In March of 2019, I was awarded a Fulbright Student Research Grant to return to India and completed this proposed project over the next year (Aug '19-Aug 20'). I am beyond excited to have this opportunity to return and gain a better understanding of the barrier families I work with at the clinic are facing. I plan to become a Family Nurse Practitioner and Disability Researcher. This experience from "the other side of the desk" will allow me an invaluable perspective of families trials and triumph in health care navigation.
Part of my grant is fulfilling a Critical Language Enhancement Award, to learn Hindi. I must be able to speak Hindi in order to engage with and form trust with the families participating in my study. I am very excited to spend three months of intensive study to become proficient in this new and different language. I will be posting about the beautiful process of an American learning a language with devanagari script instead of english characters... this should be quite a fun journey :)

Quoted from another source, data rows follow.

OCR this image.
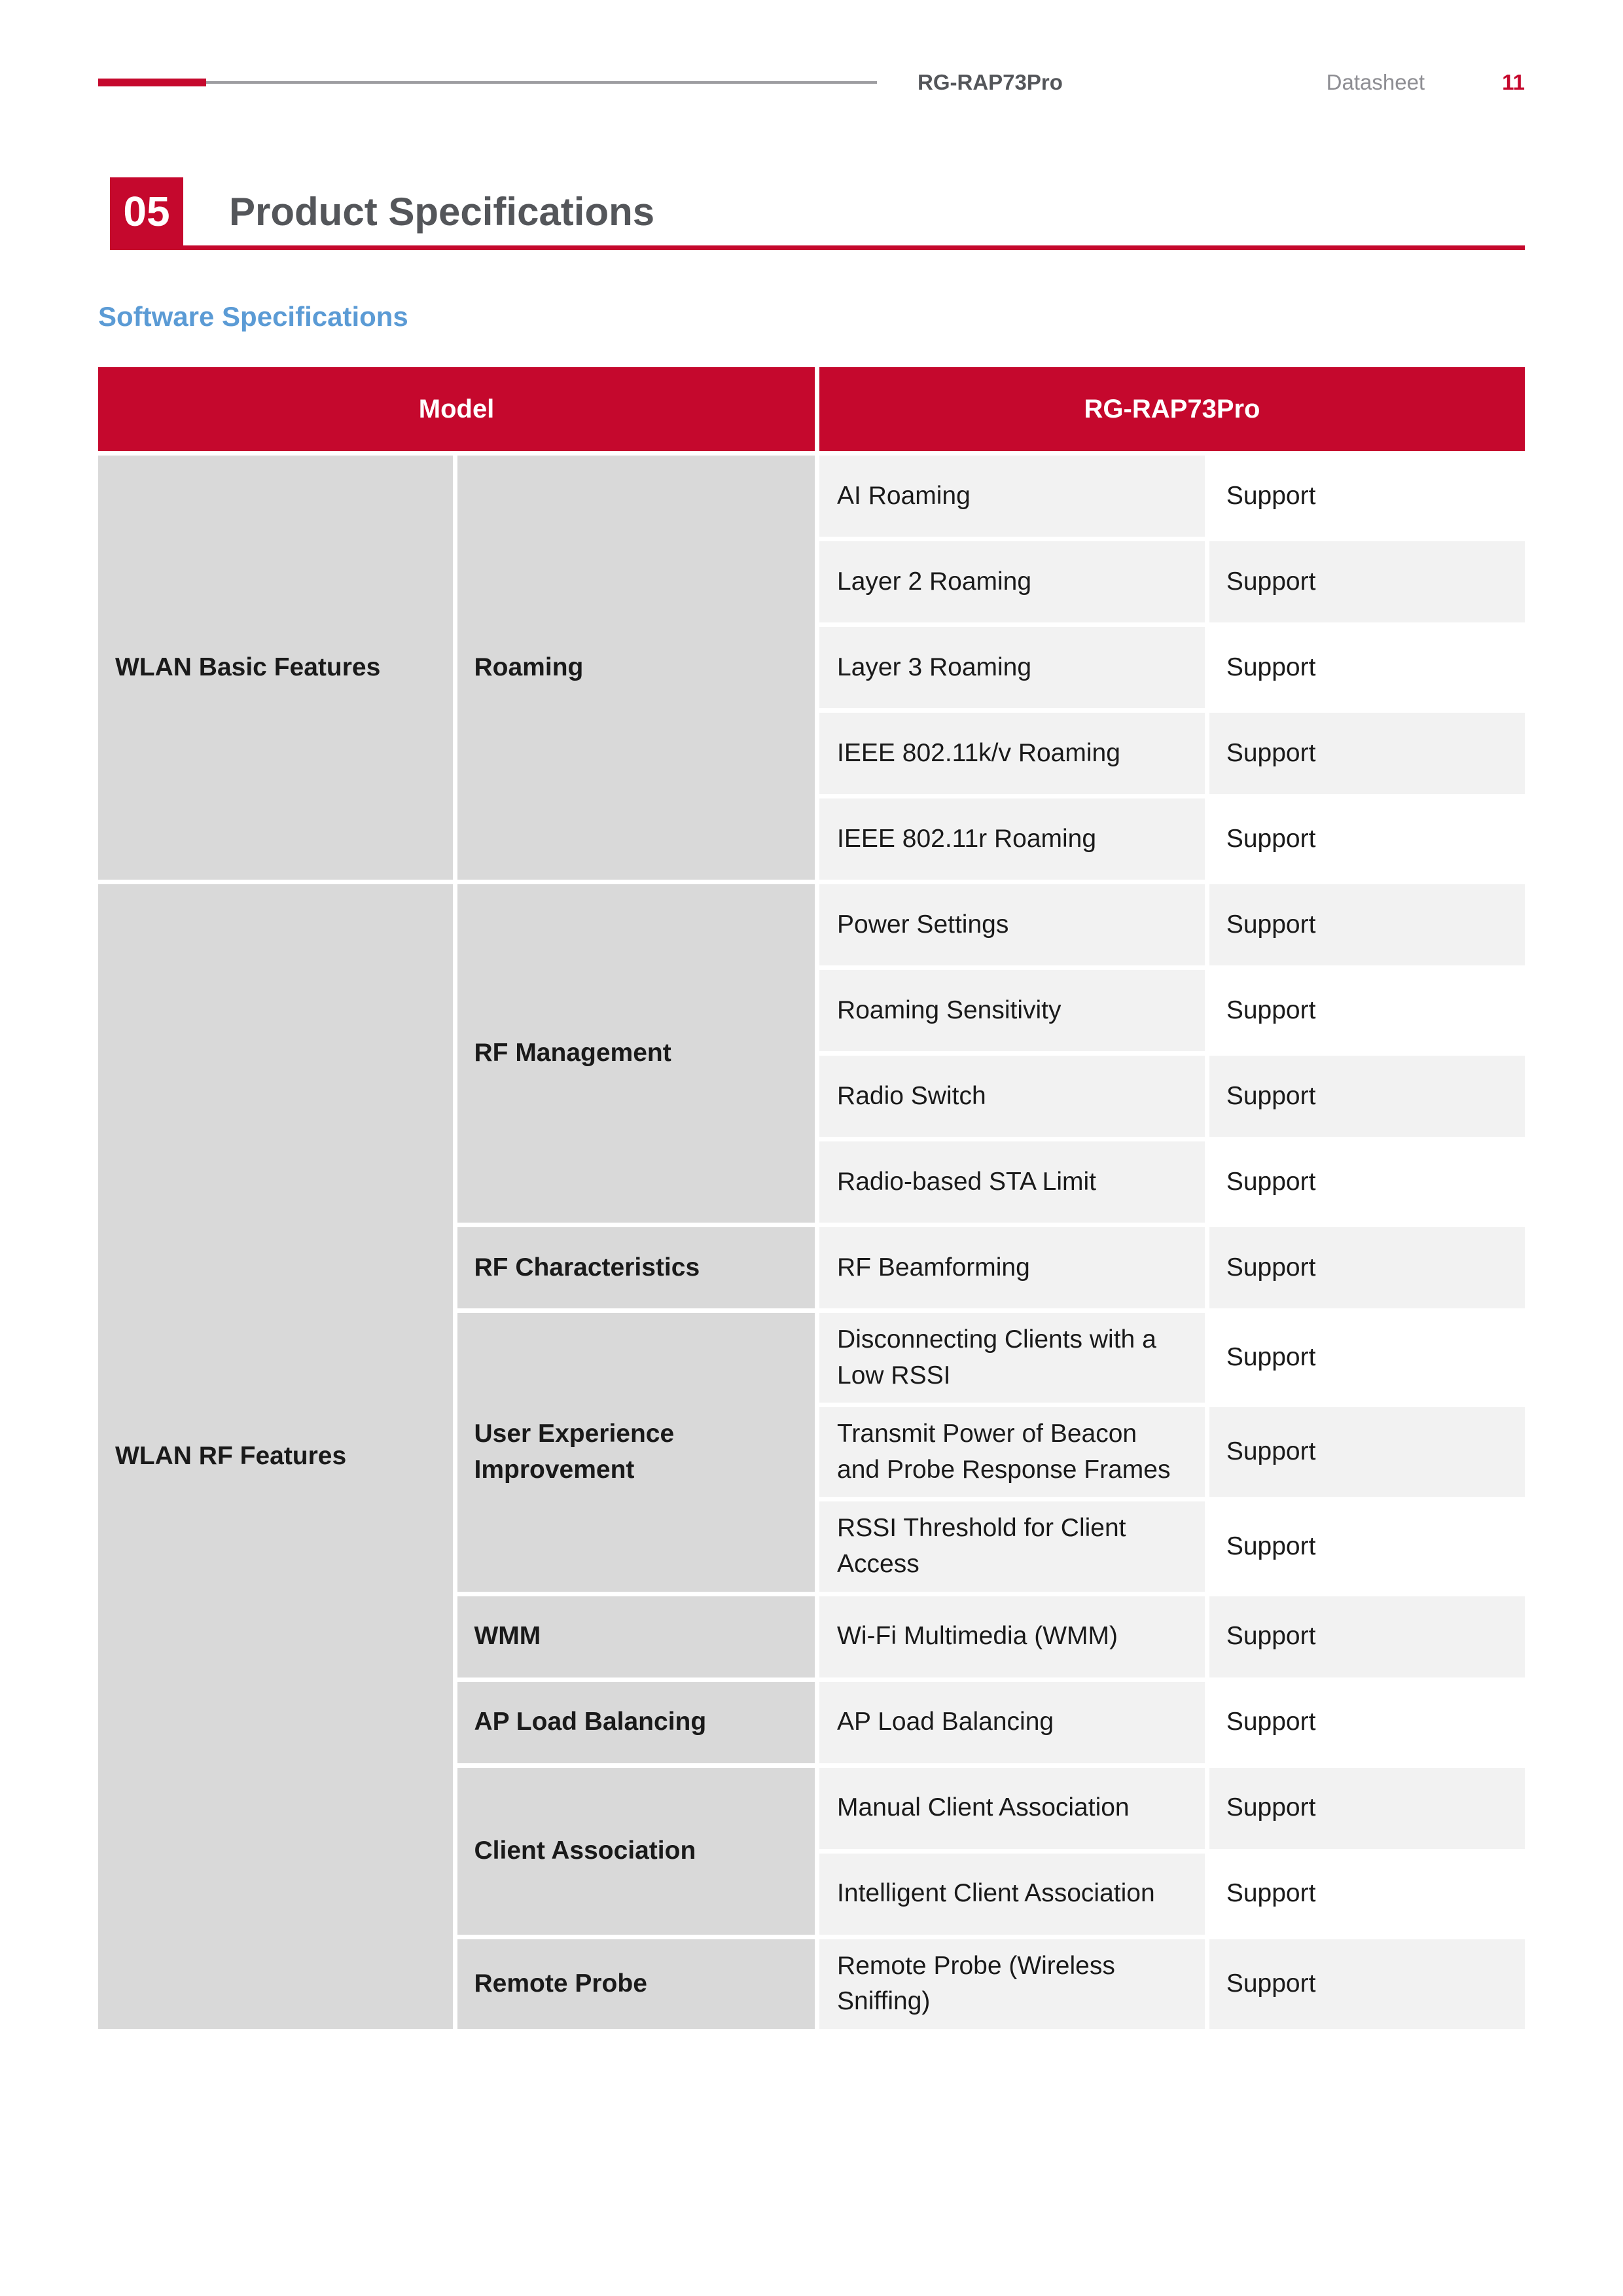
RG-RAP73Pro	Datasheet	11
05	Product Specifications
Software Specifications
Model		RG-RAP73Pro	
WLAN Basic Features	Roaming	AI Roaming	Support
		Layer 2 Roaming	Support
		Layer 3 Roaming	Support
		IEEE 802.11k/v Roaming	Support
		IEEE 802.11r Roaming	Support
WLAN RF Features	RF Management	Power Settings	Support
		Roaming Sensitivity	Support
		Radio Switch	Support
		Radio-based STA Limit	Support
	RF Characteristics	RF Beamforming	Support
	User Experience Improvement	Disconnecting Clients with a Low RSSI	Support
		Transmit Power of Beacon and Probe Response Frames	Support
		RSSI Threshold for Client Access	Support
	WMM	Wi-Fi Multimedia (WMM)	Support
	AP Load Balancing	AP Load Balancing	Support
	Client Association	Manual Client Association	Support
		Intelligent Client Association	Support
	Remote Probe	Remote Probe (Wireless Sniffing)	Support
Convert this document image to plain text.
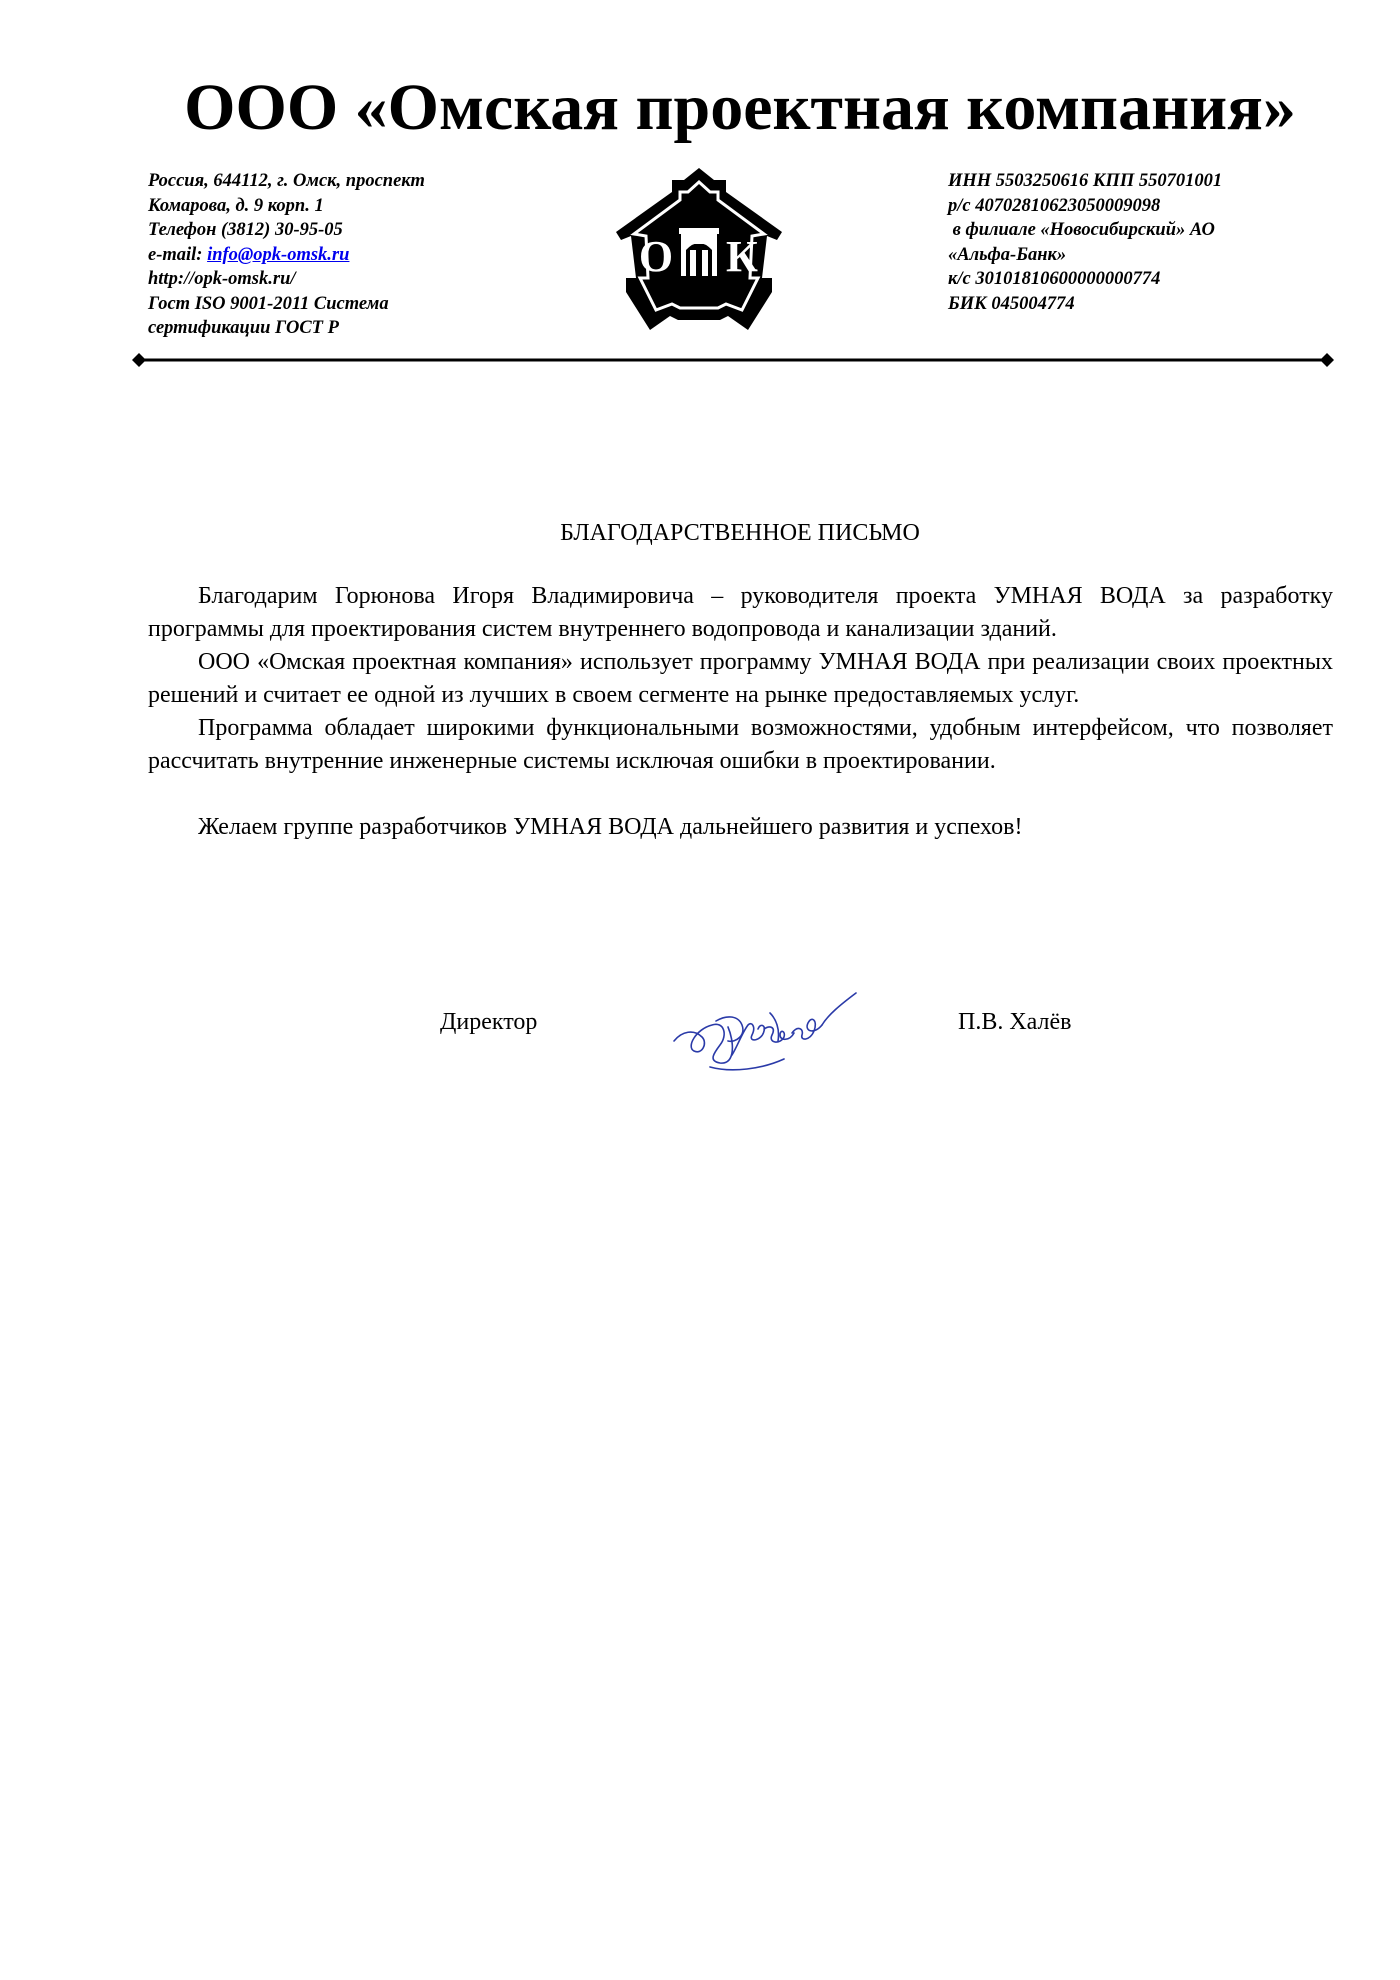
ООО «Омская проектная компания»
Россия, 644112, г. Омск, проспект
Комарова, д. 9 корп. 1
Телефон (3812) 30-95-05
e-mail: info@opk-omsk.ru
http://opk-omsk.ru/
Гост ISO 9001-2011 Система
сертификации ГОСТ Р
О К
ИНН 5503250616 КПП 550701001
р/с 40702810623050009098
в филиале «Новосибирский» АО
«Альфа-Банк»
к/с 30101810600000000774
БИК 045004774
БЛАГОДАРСТВЕННОЕ ПИСЬМО

Благодарим Горюнова Игоря Владимировича – руководителя проекта УМНАЯ ВОДА за разработку программы для проектирования систем внутреннего водопровода и канализации зданий.

ООО «Омская проектная компания» использует программу УМНАЯ ВОДА при реализации своих проектных решений и считает ее одной из лучших в своем сегменте на рынке предоставляемых услуг.

Программа обладает широкими функциональными возможностями, удобным интерфейсом, что позволяет рассчитать внутренние инженерные системы исключая ошибки в проектировании.

Желаем группе разработчиков УМНАЯ ВОДА дальнейшего развития и успехов!

Директор	П.В. Халёв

I plan to keep this blog updated on my research progress, and I pray I am able to conduct this at a high enough proficiency to publish my results and make an impact on the world of disability advocacy as well as make an impact on the facilitation in navigating public health care systems.
My name is Maggie, but my family and friends have been calling me Dr.Mags since I started putting bandaids on my teddy bear. I ama neurodiverse 27 year old nurse from North Carolina. Nursing fulfills the passion I have felt for medicine and providing care to others. I began working alongside children with disabilities in high school with Rainbow Express Ministries and realized the complicated journeys many of these children and their families have to navigate that is unlike that of acute illness.